A few singed feathers are all that remain of the bird whose untimely demise caused a short power outage early Monday on Big Pine Key. The fact that it was big enough to short the line, however, suggests it might have been a turkey vulture, flocks of which are currently passing through the Keys during their annual migration south.
Of these many thousands of birds, some choose to stay in the island chain during the winter months, and are a familiar sight as they circle the skies, scanning for the carrion that makes up the bulk of their diet.
"I have no idea what kind of bird hit the line," said Keys Energy spokesman Julio Barroso.
"There usually isn't much evidence left in this kind of case. When a bird sits on a line, it's usually OK. It's not grounded. But if a wing strikes another line when they're trying to take off, they're grounded and that's what causes outages. It's not a frequent occurrence. It's the first bird strike in a long while that I can remember."
And the buzzards are here -- they are making their presence known. But are there more or fewer than in years' past?
"Ah, every year is the worst year ever," said flight instructor Nikali Pontecorvo of Key West Seaplanes, which flies out of Key West International Airport.
"They're a pain in the butt, but it's just part of flying in Florida. You have to keep your eyes open when you go to land. I'm not a ornithologist, but it's just one of things where you forget how bad is was until you go through it again."
Pontecorvo said the airport has its own way of dealing with the rapacious raptors when they get too close to the airport.
"It's kind of like a glorified bottle rocket," he said of the loud pyrotechnic devices used to warn the bird away.
But Monroe County Director of Airports Peter Horton said they haven't had to resort to using them any more than usual, so far, this year.
"They come in at the end of October and stay until about March," Horton said. "When there are too many, we 'bird-bang' them.
"We disperse birds with pyrotechnics. But we've actually seen fewer buzzards this year than in years past."
Due to their location, the Keys are at least a temporary home to all kinds of winged wonders, making a focus on one particular variety as a nuisance somewhat disingenuous.

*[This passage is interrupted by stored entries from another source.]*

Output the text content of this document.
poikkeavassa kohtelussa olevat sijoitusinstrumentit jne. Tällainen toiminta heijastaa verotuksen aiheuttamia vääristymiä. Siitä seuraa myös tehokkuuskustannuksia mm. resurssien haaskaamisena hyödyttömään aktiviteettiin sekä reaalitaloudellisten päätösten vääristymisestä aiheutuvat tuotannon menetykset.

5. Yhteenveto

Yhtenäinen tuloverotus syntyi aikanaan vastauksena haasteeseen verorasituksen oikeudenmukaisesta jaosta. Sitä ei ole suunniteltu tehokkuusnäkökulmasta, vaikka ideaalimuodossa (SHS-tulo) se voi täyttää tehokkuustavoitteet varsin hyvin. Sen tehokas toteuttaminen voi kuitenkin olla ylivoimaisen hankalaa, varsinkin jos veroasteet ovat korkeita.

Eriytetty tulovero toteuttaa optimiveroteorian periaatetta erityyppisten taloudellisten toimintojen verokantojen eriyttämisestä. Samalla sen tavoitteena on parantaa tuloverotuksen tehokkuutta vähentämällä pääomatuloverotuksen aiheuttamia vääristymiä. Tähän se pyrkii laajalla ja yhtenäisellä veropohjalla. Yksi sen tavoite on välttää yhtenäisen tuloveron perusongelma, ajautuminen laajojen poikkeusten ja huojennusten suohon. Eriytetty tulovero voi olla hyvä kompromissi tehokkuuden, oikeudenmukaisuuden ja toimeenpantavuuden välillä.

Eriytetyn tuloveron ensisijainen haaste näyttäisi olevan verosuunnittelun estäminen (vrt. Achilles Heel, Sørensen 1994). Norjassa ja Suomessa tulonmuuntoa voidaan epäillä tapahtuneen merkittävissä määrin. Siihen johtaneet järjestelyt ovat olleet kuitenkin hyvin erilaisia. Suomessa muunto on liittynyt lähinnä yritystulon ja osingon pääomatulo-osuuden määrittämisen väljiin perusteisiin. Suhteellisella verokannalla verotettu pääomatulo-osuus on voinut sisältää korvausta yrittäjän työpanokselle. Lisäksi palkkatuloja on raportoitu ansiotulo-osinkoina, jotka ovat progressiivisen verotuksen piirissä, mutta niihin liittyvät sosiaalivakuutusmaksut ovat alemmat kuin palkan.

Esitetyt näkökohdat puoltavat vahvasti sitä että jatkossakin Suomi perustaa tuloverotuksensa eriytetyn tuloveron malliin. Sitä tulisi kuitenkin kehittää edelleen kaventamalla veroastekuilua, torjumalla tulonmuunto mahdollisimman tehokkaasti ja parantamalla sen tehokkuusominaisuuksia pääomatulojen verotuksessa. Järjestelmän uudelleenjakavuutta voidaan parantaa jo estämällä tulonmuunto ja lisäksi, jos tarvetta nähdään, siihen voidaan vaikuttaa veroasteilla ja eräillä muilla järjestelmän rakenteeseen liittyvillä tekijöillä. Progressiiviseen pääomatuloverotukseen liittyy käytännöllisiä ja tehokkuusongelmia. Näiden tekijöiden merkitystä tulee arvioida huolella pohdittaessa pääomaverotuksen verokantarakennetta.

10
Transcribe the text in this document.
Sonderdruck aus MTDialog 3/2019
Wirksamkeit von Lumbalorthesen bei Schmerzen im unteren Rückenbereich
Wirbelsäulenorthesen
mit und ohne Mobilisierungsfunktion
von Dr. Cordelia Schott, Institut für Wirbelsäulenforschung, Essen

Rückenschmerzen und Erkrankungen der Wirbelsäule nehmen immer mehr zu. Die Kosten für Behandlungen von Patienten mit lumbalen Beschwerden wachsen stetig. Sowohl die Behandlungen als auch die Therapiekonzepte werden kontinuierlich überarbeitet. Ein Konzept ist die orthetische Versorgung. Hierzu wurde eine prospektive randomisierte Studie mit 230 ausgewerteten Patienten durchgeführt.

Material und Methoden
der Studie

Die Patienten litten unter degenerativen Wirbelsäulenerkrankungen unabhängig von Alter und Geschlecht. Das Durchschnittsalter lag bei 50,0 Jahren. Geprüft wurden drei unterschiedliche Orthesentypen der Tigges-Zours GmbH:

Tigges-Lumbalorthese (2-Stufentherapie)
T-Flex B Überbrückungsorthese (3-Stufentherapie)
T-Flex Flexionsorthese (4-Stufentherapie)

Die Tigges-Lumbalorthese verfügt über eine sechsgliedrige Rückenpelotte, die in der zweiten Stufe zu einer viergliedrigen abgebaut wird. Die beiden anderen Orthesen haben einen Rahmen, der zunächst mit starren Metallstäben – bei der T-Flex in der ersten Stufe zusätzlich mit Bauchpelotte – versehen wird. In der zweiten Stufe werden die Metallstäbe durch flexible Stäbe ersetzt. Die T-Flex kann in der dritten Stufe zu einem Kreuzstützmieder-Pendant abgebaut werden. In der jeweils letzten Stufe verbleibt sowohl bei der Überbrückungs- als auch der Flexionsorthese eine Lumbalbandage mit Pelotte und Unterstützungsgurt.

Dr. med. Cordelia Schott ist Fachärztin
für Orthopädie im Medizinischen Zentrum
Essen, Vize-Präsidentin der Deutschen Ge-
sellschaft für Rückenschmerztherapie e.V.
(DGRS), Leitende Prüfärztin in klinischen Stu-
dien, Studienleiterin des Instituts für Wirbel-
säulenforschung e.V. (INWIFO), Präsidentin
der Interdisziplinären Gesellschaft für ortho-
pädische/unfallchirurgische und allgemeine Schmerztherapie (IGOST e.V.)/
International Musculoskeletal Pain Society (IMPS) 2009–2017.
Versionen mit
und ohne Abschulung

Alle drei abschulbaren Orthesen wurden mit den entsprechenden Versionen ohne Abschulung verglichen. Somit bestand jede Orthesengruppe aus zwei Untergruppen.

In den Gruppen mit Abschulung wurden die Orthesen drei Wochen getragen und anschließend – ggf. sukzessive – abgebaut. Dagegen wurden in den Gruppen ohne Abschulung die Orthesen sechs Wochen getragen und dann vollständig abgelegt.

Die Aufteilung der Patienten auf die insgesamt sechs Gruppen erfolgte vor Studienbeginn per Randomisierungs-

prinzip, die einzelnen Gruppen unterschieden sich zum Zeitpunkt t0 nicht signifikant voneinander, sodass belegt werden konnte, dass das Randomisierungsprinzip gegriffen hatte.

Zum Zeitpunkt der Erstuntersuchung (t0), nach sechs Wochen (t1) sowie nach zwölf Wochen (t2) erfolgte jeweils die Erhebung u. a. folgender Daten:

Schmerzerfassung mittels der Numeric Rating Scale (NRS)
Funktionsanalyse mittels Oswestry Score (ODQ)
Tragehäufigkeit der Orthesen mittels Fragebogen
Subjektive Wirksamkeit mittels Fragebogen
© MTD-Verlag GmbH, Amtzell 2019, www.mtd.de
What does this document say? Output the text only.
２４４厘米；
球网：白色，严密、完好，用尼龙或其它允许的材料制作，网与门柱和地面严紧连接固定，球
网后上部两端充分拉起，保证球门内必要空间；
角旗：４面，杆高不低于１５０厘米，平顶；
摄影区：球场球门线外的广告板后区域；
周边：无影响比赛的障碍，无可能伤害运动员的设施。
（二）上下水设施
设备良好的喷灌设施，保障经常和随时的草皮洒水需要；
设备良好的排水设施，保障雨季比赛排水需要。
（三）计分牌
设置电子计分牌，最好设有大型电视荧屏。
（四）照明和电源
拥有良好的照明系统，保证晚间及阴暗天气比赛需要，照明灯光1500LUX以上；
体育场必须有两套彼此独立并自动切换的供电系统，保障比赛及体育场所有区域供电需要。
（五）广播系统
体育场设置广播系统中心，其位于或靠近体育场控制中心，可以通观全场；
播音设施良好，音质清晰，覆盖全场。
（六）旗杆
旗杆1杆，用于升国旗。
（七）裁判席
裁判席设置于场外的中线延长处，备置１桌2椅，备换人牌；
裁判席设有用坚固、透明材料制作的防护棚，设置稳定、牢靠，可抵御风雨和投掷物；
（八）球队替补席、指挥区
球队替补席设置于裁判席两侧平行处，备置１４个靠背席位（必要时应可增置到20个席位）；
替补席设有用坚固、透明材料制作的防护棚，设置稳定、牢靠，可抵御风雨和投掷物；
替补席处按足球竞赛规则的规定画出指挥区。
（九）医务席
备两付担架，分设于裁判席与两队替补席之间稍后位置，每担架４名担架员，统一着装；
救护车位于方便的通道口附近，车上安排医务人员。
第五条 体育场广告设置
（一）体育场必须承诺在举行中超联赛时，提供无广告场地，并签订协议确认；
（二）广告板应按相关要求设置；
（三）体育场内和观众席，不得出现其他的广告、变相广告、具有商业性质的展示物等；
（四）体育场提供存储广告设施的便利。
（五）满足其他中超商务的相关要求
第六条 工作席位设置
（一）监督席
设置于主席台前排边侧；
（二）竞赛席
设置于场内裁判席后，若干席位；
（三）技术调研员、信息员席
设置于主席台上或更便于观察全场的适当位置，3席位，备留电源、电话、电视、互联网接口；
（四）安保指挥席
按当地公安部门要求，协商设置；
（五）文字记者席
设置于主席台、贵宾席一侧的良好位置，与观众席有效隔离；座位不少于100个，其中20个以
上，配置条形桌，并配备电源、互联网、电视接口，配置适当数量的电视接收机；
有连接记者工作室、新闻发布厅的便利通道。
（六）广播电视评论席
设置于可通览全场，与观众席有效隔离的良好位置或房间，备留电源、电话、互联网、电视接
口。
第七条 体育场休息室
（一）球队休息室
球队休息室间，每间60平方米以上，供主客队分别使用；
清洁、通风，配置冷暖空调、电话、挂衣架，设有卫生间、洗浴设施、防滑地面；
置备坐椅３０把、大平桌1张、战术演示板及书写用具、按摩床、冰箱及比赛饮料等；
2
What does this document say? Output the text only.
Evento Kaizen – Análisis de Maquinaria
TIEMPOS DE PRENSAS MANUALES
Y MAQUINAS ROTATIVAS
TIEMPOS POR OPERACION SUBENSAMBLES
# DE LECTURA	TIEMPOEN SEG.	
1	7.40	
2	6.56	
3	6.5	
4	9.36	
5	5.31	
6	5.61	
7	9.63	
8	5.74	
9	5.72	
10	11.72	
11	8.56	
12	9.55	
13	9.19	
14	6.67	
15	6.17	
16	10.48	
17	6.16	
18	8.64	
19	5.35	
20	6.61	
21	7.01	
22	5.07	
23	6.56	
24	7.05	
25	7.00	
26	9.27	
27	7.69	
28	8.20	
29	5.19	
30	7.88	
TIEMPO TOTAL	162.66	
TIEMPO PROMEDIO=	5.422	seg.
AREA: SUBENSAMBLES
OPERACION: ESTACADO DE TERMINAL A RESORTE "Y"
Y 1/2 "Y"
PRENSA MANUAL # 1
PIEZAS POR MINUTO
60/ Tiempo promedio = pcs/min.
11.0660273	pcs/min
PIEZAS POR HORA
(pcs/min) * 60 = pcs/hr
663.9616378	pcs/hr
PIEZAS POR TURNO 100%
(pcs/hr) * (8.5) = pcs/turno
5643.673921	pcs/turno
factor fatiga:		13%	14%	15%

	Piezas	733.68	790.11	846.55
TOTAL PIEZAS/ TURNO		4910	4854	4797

"We have a problem with birds in general, with seagulls, etc., on the pier," said Naval Air Station spokeswoman Trice Denny, referring to the bird-dropping encrusted Navy Mole Pier, where docked cruise ship passengers get their first look at Key West. "That's kind of a cleanliness issue out there. We have sprinklers to try to chase them away. We use the same techniques out at the Boca Chica airfield.
"It is an issue, but with birds in general, not just the turkey vultures."
Still, due to their sheer numbers, these birds of prey can't help but be a large part of the problems which occur when civilization runs up against nature.
By one count, that of two researchers with the Florida Keys Hawkwatch organization, some 5,714 turkey vultures were counted in the skies over Curry Hammock in one day, Oct. 30.
"The turkey vultures are kind of an anomaly, in that they're not all migrating," said Florida Keys Wildlife Rescue Animal Care Director Peggy Coontz. "Some of them will be spending their winters here.
"It seems to me that the population is very similar to what I saw last year.
"As for patients, we're about at the same numbers of turkey vultures we got last year."
For the time being, at least, residents of the Keys might be well advised not to look up into a "kettle" of circling vultures, as there's no telling what they might end up eyeing.